1. Les agents des autres États peuvent, dans l'exercice de leurs pouvoirs nationaux, procéder à des interpellations ou à des arrestations dans la zone de contrôles située dans l'État de séjour de personnes en application des lois et règlements de leur État relatifs aux contrôles frontaliers ou de personnes recherchées par les autorités de leur État. Ces agents sont également autorisés à conduire ces personnes sur le territoire de leur État.

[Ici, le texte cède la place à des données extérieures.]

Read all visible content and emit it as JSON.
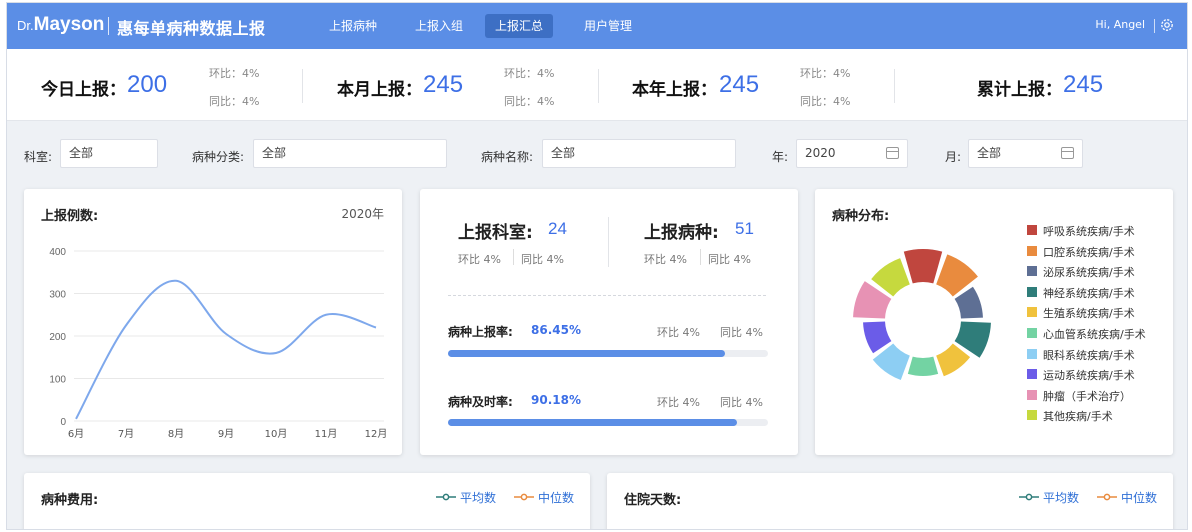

2. Toutefois, nul ne peut être retenu plus de 24 heures dans les locaux réservés aux contrôles frontaliers, dans l'État de séjour. Cette rétention doit avoir lieu dans les conditions et selon les modalités prévues par la législation de l'État des agents ayant procédé aux interpellations ou arrestations.

Article 4

Les infractions aux lois et règlements des autres États relatifs aux contrôles frontaliers constatées dans la zone de contrôles située dans l'État de séjour sont soumises aux lois et règlements de ces autres États, comme si ces infractions avaient été commises sur le territoire de ces derniers.

Article 5

1. Les contrôles frontaliers de l'État de départ sont en principe effectués avant les contrôles frontaliers de l'État d'arrivée.

2. Les agents de l'État d'arrivée ne sont pas autorisés à commencer à procéder à de tels contrôles avant la fin des contrôles de l'État de départ. Toute forme de renonciation à de tels contrôles est assimilée à un contrôle.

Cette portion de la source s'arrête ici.